Капитан Ной Вилье унаследовал от матери, веселой маленькой пышки с острова Реюньон, цвет кожи и беззаботный нрав. А то, что он стал полицейским, это уже сказалось влияние отца, французского военнослужащего из расквартированной на Реюньоне части.
Дюваль с любопытством взглянул на пожилую даму. Она была единственной пассажиркой на этом маленьком пароме, если не считать его и Вилье. Криминалисты уже были на месте. Даме качка была нипочем, как, впрочем, и членам экипажа. Она пыталась поговорить с кем-то из матросов, и ей приходилось напрягать голосовые связки, чтобы перекричать шум двигателя. Рядом с ней стояла сумка на колесиках. Похоже, она ездила на материк за покупками и теперь возвращалась обратно.
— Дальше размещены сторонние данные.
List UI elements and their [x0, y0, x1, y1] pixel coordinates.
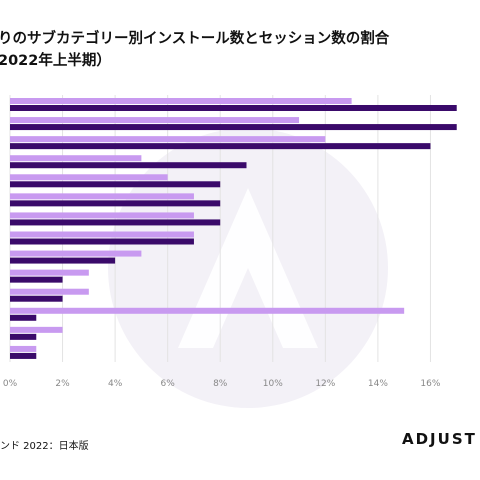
bar-installs-11 — [10, 307, 405, 314]
bar-sessions-13 — [10, 352, 37, 359]
bar-installs-5 — [10, 193, 194, 200]
x-tick-label: 12% — [315, 379, 335, 389]
x-tick-label: 2% — [55, 379, 70, 389]
bar-installs-0 — [10, 98, 352, 104]
bar-installs-4 — [10, 174, 168, 181]
bar-installs-8 — [10, 250, 142, 257]
bar-installs-3 — [10, 155, 142, 162]
bar-sessions-3 — [10, 162, 247, 169]
bar-sessions-5 — [10, 200, 221, 207]
bar-sessions-2 — [10, 143, 431, 150]
bar-installs-9 — [10, 269, 89, 276]
bar-sessions-0 — [10, 105, 457, 111]
x-tick-label: 10% — [263, 379, 283, 389]
bar-chart: 0%2%4%6%8%10%12%14%16%1 — [3, 95, 457, 389]
chart-title-line2: 2022年上半期） — [0, 53, 111, 69]
bar-installs-2 — [10, 136, 326, 143]
x-tick-label: 8% — [213, 379, 228, 389]
bar-sessions-4 — [10, 181, 221, 188]
footer-source: ンド 2022：日本版 — [0, 441, 89, 452]
bar-sessions-7 — [10, 238, 194, 245]
x-tick-label: 0% — [3, 379, 18, 389]
x-tick-label: 14% — [368, 379, 388, 389]
bar-sessions-6 — [10, 219, 221, 226]
x-tick-label: 6% — [161, 379, 176, 389]
bar-installs-1 — [10, 117, 300, 124]
x-tick-label: 16% — [420, 379, 440, 389]
chart-title: りのサブカテゴリー別インストール数とセッション数の割合 2022年上半期） — [0, 28, 478, 72]
bar-installs-13 — [10, 345, 37, 352]
bar-installs-12 — [10, 326, 63, 333]
bar-sessions-8 — [10, 257, 116, 264]
adjust-logo: ADJUST — [402, 430, 477, 448]
bar-sessions-10 — [10, 295, 63, 302]
bar-installs-10 — [10, 288, 89, 295]
chart-title-line1: りのサブカテゴリー別インストール数とセッション数の割合 — [0, 31, 390, 47]
bar-installs-7 — [10, 231, 194, 238]
bar-sessions-11 — [10, 314, 37, 321]
bar-sessions-1 — [10, 124, 457, 131]
x-tick-label: 4% — [108, 379, 123, 389]
bar-sessions-9 — [10, 276, 63, 283]
bar-installs-6 — [10, 212, 194, 219]
bar-sessions-12 — [10, 333, 37, 340]
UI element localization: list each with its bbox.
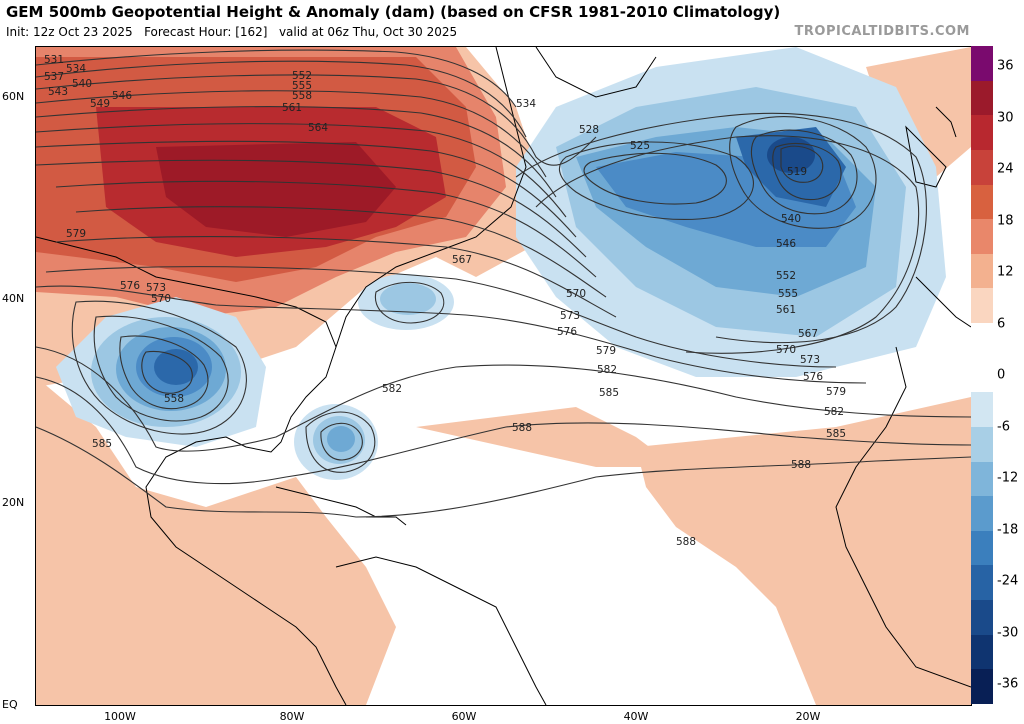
contour-label-543: 543 xyxy=(48,86,68,98)
contour-label-528: 528 xyxy=(579,124,599,136)
contour-label-540: 540 xyxy=(72,78,92,90)
contour-label-555-east: 555 xyxy=(778,288,798,300)
contour-label-585: 585 xyxy=(92,438,112,450)
lat-label-20n: 20N xyxy=(2,496,25,509)
contour-label-561: 561 xyxy=(282,102,302,114)
contour-label-579-east: 579 xyxy=(826,386,846,398)
forecast-hour: Forecast Hour: [162] xyxy=(144,25,268,39)
contour-label-588-east: 588 xyxy=(791,459,811,471)
colorbar-segment xyxy=(971,392,993,428)
colorbar-segment xyxy=(971,288,993,324)
colorbar-segment xyxy=(971,357,993,393)
contour-label-570-mid: 570 xyxy=(566,288,586,300)
contour-label-579-mid: 579 xyxy=(596,345,616,357)
lon-label-100w: 100W xyxy=(104,710,136,723)
contour-labels: 531 534 537 540 543 546 549 552 555 558 … xyxy=(44,54,846,548)
lon-label-80w: 80W xyxy=(279,710,305,723)
contour-label-585-mid: 585 xyxy=(599,387,619,399)
contour-label-573: 573 xyxy=(146,282,166,294)
map-subtitle: Init: 12z Oct 23 2025 Forecast Hour: [16… xyxy=(6,25,457,39)
contour-label-582: 582 xyxy=(382,383,402,395)
colorbar-segment xyxy=(971,253,993,289)
colorbar-segment xyxy=(971,669,993,705)
contour-label-585-east: 585 xyxy=(826,428,846,440)
colorbar-label: -12 xyxy=(997,470,1019,486)
weather-map: 531 534 537 540 543 546 549 552 555 558 … xyxy=(35,46,972,706)
contour-label-555: 555 xyxy=(292,80,312,92)
contour-label-588: 588 xyxy=(512,422,532,434)
contour-label-531: 531 xyxy=(44,54,64,66)
colorbar-segment xyxy=(971,323,993,359)
colorbar-label: 0 xyxy=(997,367,1006,383)
contour-label-576: 576 xyxy=(120,280,140,292)
colorbar xyxy=(971,46,993,705)
colorbar-segment xyxy=(971,461,993,497)
contour-label-546-east: 546 xyxy=(776,238,796,250)
colorbar-label: 24 xyxy=(997,161,1014,177)
colorbar-label: 6 xyxy=(997,316,1006,331)
map-title: GEM 500mb Geopotential Height & Anomaly … xyxy=(6,3,781,21)
colorbar-label: 12 xyxy=(997,264,1014,280)
colorbar-label: -24 xyxy=(997,573,1019,589)
contour-label-576-mid: 576 xyxy=(557,326,577,338)
contour-label-588-south: 588 xyxy=(676,536,696,548)
colorbar-label: 36 xyxy=(997,58,1014,74)
init-time: Init: 12z Oct 23 2025 xyxy=(6,25,133,39)
colorbar-segment xyxy=(971,600,993,636)
lat-label-eq: EQ xyxy=(2,698,18,711)
colorbar-label: -18 xyxy=(997,522,1019,537)
contour-label-570: 570 xyxy=(151,293,171,305)
coastlines xyxy=(36,47,971,705)
colorbar-segment xyxy=(971,115,993,151)
colorbar-segment xyxy=(971,149,993,186)
colorbar-label: 18 xyxy=(997,213,1014,228)
colorbar-segment xyxy=(971,530,993,566)
contour-label-519: 519 xyxy=(787,166,807,178)
contour-label-558: 558 xyxy=(292,90,312,102)
contour-label-552-east: 552 xyxy=(776,270,796,282)
contour-label-567: 567 xyxy=(452,254,472,266)
contour-label-570-east: 570 xyxy=(776,344,796,356)
colorbar-segment xyxy=(971,46,993,82)
lon-label-20w: 20W xyxy=(795,710,821,723)
contour-label-552: 552 xyxy=(292,70,312,82)
contour-label-573-east: 573 xyxy=(800,354,820,366)
contour-label-582-mid: 582 xyxy=(597,364,617,376)
colorbar-label: -30 xyxy=(997,625,1019,640)
contour-label-579: 579 xyxy=(66,228,86,240)
contour-label-549: 549 xyxy=(90,98,110,110)
lat-label-60n: 60N xyxy=(2,90,25,103)
site-brand: TROPICALTIDBITS.COM xyxy=(794,24,970,39)
contour-label-567-east: 567 xyxy=(798,328,818,340)
contour-label-537: 537 xyxy=(44,71,64,83)
contour-label-576-east: 576 xyxy=(803,371,823,383)
contour-label-540-east: 540 xyxy=(781,213,801,225)
contour-label-558-low: 558 xyxy=(164,393,184,405)
colorbar-label: -6 xyxy=(997,419,1010,434)
colorbar-segment xyxy=(971,634,993,670)
lat-label-40n: 40N xyxy=(2,292,25,305)
contour-label-525: 525 xyxy=(630,140,650,152)
colorbar-segment xyxy=(971,496,993,532)
contour-label-534-east: 534 xyxy=(516,98,536,110)
contour-label-564: 564 xyxy=(308,122,328,134)
colorbar-segment xyxy=(971,565,993,601)
map-canvas: 531 534 537 540 543 546 549 552 555 558 … xyxy=(36,47,971,705)
lon-label-40w: 40W xyxy=(623,710,649,723)
contour-label-534: 534 xyxy=(66,63,86,75)
valid-time: valid at 06z Thu, Oct 30 2025 xyxy=(278,25,458,39)
colorbar-label: -36 xyxy=(997,676,1019,692)
colorbar-segment xyxy=(971,426,993,463)
contour-label-582-east: 582 xyxy=(824,406,844,418)
contour-label-573-mid: 573 xyxy=(560,310,580,322)
contour-label-561-east: 561 xyxy=(776,304,796,316)
contour-label-546: 546 xyxy=(112,90,132,102)
lon-label-60w: 60W xyxy=(451,710,477,723)
height-contours xyxy=(36,49,971,518)
colorbar-segment xyxy=(971,80,993,116)
colorbar-label: 30 xyxy=(997,110,1014,125)
colorbar-segment xyxy=(971,219,993,255)
colorbar-segment xyxy=(971,184,993,220)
Паром шел вперед, рассекая волны, которые, с тех пор как они вышли в открытое море из Каннского залива, стали выше. Дюваль молча смотрел вперед. «Двигайтесь, предвосхищая движения корабля», прочел он где-то. Но он опасался, что, если сейчас попытается двигаться, «пружиня и раскачиваясь из стороны в сторону», его желудок будет выворачивать наизнанку в том же ритме. Возможно, ему не стоило пить так много кофе. Судно снова сильно качнуло, и Дюваль почувствовал во рту горький привкус желудочного сока. Он судорожно вжался в скамью, сглотнул, закрыл глаза и тут же их открыл. Его прошиб холодный пот. Он напряженно смотрел перед собой. «Соберись, соберись, успокойся, приказал он себе. Дыши. Вдох. Выдох». Вскоре это должно было закончиться. Острова располагались всего в нескольких километрах от Канн. В обычные дни переезд занимал четверть часа. Даже с учетом непогоды паром должен был
доплыть минут за двадцать, не больше, в чем заверила его любезная кассирша, пробивая билет. Она что, заподозрила, что у него может начаться приступ морской болезни? Интересно, от кого он ее унаследовал? Его сыну Маттео тоже становилось дурно во время автомобильных поездок уже на первом повороте. Но в отличие от него сын мог проблеваться даже в самый крохотный бумажный пакетик, который ему поспешно протягивали. Как правило, это делала Элен, так как Дюваль всякий раз в панике выскакивал из машины. Он не выносил ни звука, ни запаха блевоты. После этого Дюваль мог ехать лишь открыв все окна и посматривая в зеркало заднего вида на измученное лицо сына. Всякий раз Элен злилась и начинала его стыдить. Она никогда не могла забыть, как он чуть не уронил Маттео, когда тот, будучи еще младенцем, срыгнул ему на плечо. Дюваль тоже не мог этого забыть и винил себя.